Atatürk’ü görmedim ama İsmet Paşa’nın her hafta belli günlerde C.B.S.O’nın konserlerinde özel bir koltuğu ve koltuğunun yanında bir işitme cihazının bulunduğunu bilirim. Sadece o mu? İsmet Paşa radyo evinde verilen iki küçük kızın (Güher ve Süher Pekiner) konserini izlediğinde yanındaydım. İsmet Paşa sanata çok düşkündü. Şimdikiler nedense sanatı pek sevmiyorlar. Hasan Tura’nın Cumhurbaşkanlığı Senfoni Orkestrası’nın 1’ci kemanının Hasan olduğunu acaba Sayın Cumhurbaşkanı biliyor mu? Yarın sanata uzanan eller kendisine bağlı bulunan o muhteşem senfoni orkestrasına da uzanırsa acaba sanata karşı Cumhurbaşkanı olarak gösterdiği duyarsızlığı sürdürecek mi? Acaba sayın Cumhurbaşkanımız ve sayın Başbakanımız hiç tiyatroya, operaya, bir bale resitaline gitmeyi düşünürler mi? En azından sayın Cumhurbaşkanı, C.B.S.O’nın 1’ci kemancısı Hasan Tura’yı tanır mı?
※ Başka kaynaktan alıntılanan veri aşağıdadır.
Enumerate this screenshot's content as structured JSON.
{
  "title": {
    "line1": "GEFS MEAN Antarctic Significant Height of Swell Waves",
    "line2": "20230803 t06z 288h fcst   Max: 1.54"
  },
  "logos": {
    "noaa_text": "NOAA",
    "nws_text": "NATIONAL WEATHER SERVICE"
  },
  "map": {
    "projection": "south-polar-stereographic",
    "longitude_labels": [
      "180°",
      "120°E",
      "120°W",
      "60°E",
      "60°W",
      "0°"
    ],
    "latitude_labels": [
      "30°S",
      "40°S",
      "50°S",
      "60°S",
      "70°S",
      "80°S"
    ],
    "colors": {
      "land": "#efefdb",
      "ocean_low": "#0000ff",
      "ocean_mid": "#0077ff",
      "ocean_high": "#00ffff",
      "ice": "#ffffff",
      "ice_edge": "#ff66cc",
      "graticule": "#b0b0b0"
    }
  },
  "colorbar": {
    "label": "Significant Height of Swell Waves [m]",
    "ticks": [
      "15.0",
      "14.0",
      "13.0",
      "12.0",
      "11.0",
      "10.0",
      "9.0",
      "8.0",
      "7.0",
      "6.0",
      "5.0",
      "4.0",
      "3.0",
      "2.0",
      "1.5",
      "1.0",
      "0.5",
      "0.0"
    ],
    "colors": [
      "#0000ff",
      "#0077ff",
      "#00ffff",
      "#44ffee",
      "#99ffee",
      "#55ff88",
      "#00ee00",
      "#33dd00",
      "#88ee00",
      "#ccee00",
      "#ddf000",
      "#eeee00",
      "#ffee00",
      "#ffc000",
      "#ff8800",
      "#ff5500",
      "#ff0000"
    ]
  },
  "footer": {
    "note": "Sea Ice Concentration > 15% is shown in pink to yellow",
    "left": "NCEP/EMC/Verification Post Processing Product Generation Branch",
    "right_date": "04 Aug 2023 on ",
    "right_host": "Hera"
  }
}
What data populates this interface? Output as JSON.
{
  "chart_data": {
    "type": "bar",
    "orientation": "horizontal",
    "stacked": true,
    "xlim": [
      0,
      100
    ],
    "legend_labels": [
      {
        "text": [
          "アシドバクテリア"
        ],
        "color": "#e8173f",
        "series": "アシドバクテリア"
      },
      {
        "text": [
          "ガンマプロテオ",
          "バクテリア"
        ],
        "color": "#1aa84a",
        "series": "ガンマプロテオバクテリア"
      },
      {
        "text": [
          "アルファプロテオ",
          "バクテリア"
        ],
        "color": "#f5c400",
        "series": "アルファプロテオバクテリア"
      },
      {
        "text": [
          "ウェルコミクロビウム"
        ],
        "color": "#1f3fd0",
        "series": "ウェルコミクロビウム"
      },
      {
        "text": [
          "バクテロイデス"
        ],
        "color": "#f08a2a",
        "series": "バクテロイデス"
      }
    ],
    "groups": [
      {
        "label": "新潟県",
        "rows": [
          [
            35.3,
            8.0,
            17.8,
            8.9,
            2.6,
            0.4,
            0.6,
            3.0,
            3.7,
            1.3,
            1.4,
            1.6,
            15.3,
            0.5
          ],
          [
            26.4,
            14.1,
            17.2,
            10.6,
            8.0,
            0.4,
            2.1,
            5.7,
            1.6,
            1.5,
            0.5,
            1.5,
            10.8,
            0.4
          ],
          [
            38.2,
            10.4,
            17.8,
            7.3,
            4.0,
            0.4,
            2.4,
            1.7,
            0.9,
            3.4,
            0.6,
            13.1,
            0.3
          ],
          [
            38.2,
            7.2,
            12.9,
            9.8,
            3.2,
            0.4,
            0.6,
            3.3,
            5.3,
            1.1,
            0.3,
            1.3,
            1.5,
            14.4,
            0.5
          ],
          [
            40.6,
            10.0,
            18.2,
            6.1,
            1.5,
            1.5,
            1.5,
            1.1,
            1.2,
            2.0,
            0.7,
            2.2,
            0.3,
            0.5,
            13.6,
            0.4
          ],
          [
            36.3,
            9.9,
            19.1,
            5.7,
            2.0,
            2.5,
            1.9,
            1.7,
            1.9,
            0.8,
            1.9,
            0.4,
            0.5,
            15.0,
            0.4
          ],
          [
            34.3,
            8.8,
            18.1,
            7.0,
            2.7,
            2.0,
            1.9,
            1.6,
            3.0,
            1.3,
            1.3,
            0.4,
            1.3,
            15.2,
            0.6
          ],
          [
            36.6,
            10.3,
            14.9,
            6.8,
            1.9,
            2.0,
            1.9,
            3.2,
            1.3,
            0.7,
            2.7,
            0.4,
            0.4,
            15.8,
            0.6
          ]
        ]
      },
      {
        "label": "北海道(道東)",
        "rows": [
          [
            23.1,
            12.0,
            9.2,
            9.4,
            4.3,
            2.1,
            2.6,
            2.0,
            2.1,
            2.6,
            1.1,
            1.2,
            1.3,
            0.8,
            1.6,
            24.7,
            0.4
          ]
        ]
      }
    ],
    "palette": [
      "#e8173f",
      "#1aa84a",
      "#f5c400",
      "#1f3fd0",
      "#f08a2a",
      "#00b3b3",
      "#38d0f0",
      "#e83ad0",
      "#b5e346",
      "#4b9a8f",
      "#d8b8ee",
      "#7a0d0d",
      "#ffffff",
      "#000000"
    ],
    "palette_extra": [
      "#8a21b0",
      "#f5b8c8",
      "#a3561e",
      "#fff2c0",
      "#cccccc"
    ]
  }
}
Bırakın yerli sanatçıları ağırlamayı Türk kökenli Rus Baş baleti Mansur Kemalettinov’un adını bilirler mi? Türkiye’ye Bolşoy Balesi ile gelip sonra da Orta Asya Türk oyunlarından esinlenerek yapılmış bale koreografilerini bütün dünyaya tanıttığını bilirler mi?

Ne olurdu 2012 yılında sanatın yok edilmesine yol açmak yerine Osmanlı’dan başlayan ve Cumhuriyette en büyük Virtüözleri, piyanistleri yetiştiren sanatçılarımızı hor görmek yerine koruyabilseydik.